Divotino (Bulgarian: Дивотино) is a village in western Bulgaria, located in Pernik Province, Pernik Municipality.

== Geography ==
Divotino is a village in Bulgaria located 4 km north of Pernik, at the foot of Lyulin mountain.

== History ==
The village of Divotino is an old, medieval settlement, inscribed in the lists of the Djelepkeshans from 1576 under the name Дивотине (Divotine), to the Grahova nahia of the Kaaza Sofia. The village is first mentioned in Ottoman registers from the 15th century.

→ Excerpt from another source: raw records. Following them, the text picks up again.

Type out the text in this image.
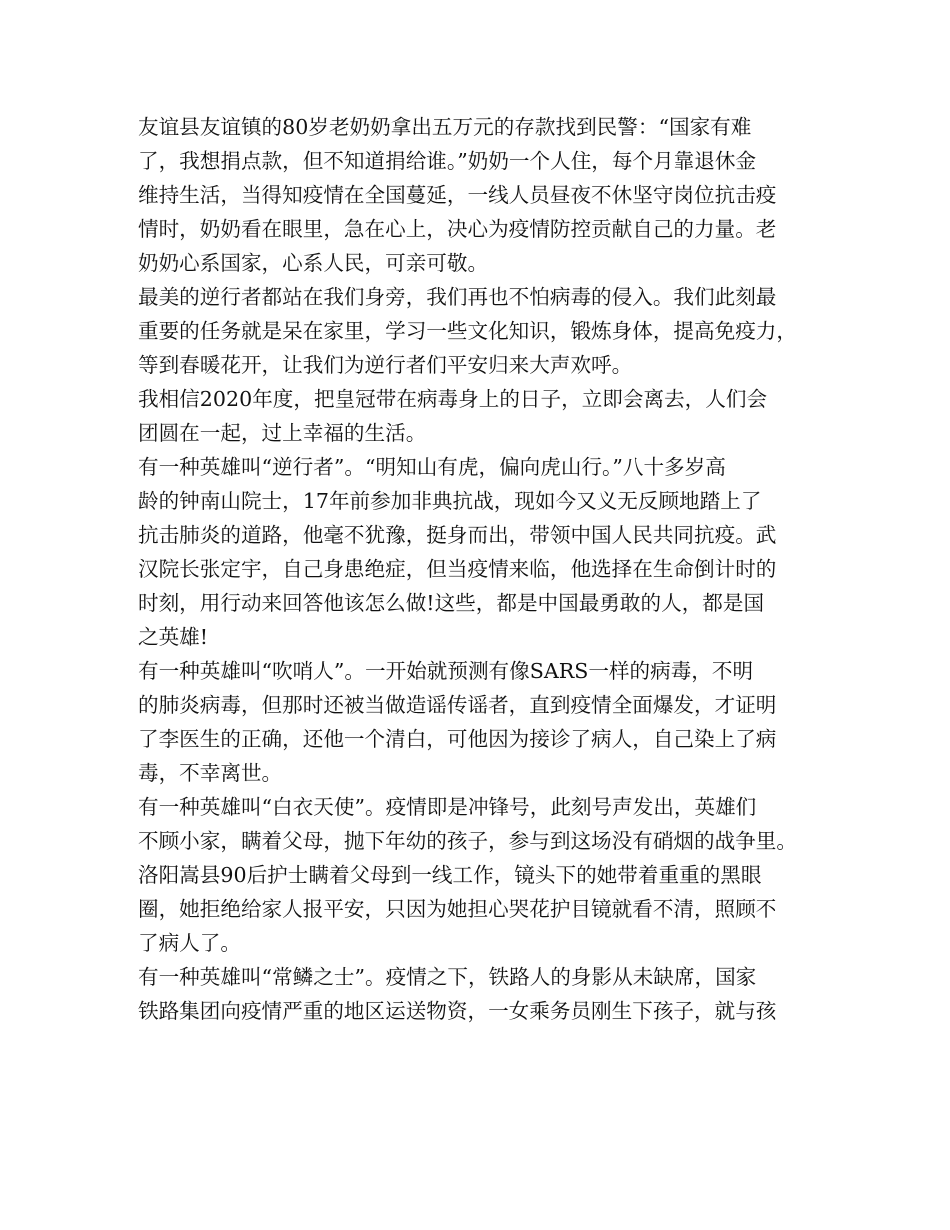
友谊县友谊镇的80岁老奶奶拿出五万元的存款找到民警：“国家有难
了，我想捐点款，但不知道捐给谁。”奶奶一个人住，每个月靠退休金
维持生活，当得知疫情在全国蔓延，一线人员昼夜不休坚守岗位抗击疫
情时，奶奶看在眼里，急在心上，决心为疫情防控贡献自己的力量。老
奶奶心系国家，心系人民，可亲可敬。
最美的逆行者都站在我们身旁，我们再也不怕病毒的侵入。我们此刻最
重要的任务就是呆在家里，学习一些文化知识，锻炼身体，提高免疫力，
等到春暖花开，让我们为逆行者们平安归来大声欢呼。
我相信2020年度，把皇冠带在病毒身上的日子，立即会离去，人们会
团圆在一起，过上幸福的生活。
有一种英雄叫“逆行者”。“明知山有虎，偏向虎山行。”八十多岁高
龄的钟南山院士，17年前参加非典抗战，现如今又义无反顾地踏上了
抗击肺炎的道路，他毫不犹豫，挺身而出，带领中国人民共同抗疫。武
汉院长张定宇，自己身患绝症，但当疫情来临，他选择在生命倒计时的
时刻，用行动来回答他该怎么做!这些，都是中国最勇敢的人，都是国
之英雄!
有一种英雄叫“吹哨人”。一开始就预测有像SARS一样的病毒，不明
的肺炎病毒，但那时还被当做造谣传谣者，直到疫情全面爆发，才证明
了李医生的正确，还他一个清白，可他因为接诊了病人，自己染上了病
毒，不幸离世。
有一种英雄叫“白衣天使”。疫情即是冲锋号，此刻号声发出，英雄们
不顾小家，瞒着父母，抛下年幼的孩子，参与到这场没有硝烟的战争里。
洛阳嵩县90后护士瞒着父母到一线工作，镜头下的她带着重重的黑眼
圈，她拒绝给家人报平安，只因为她担心哭花护目镜就看不清，照顾不
了病人了。
有一种英雄叫“常鳞之士”。疫情之下，铁路人的身影从未缺席，国家
铁路集团向疫情严重的地区运送物资，一女乘务员刚生下孩子，就与孩
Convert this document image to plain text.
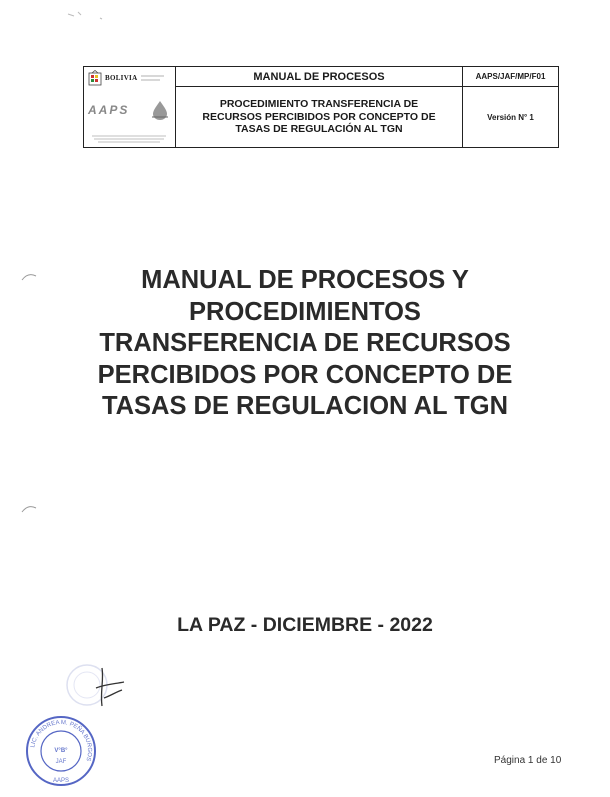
BOLIVIA
AAPS
MANUAL DE PROCESOS	AAPS/JAF/MP/F01
PROCEDIMIENTO TRANSFERENCIA DE
RECURSOS PERCIBIDOS POR CONCEPTO DE
TASAS DE REGULACIÓN AL TGN
Versión N° 1
MANUAL DE PROCESOS Y
PROCEDIMIENTOS
TRANSFERENCIA DE RECURSOS
PERCIBIDOS POR CONCEPTO DE
TASAS DE REGULACION AL TGN
LA PAZ - DICIEMBRE - 2022
LIC. ANDREA M. PEÑA BURGOS
V°B°
JAF
AAPS
Página 1 de 10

Remains of the primitive municipal system (Neolithic, Paleolithic) have been found in its territory. The Liberation of Bulgaria passed almost silently for the inhabitants of the village of Divotino: about fifteen Russian officers descended from Lyulin, but as they did not find Turkish inhabitants in the village, they continued to Pernik and Radomir.

== Religion ==

Orthodox Christians have always been the predominant religious group in the village, even during the Ottoman rule. There is a church in the village, with Divotin Monastery nearby.

== Notable people ==

- Stojan Popov (1865 – 1939), child writer

== Honour ==
Divotino Point on Robert Island in the South Shetland Islands, Antarctica is named after Divotino.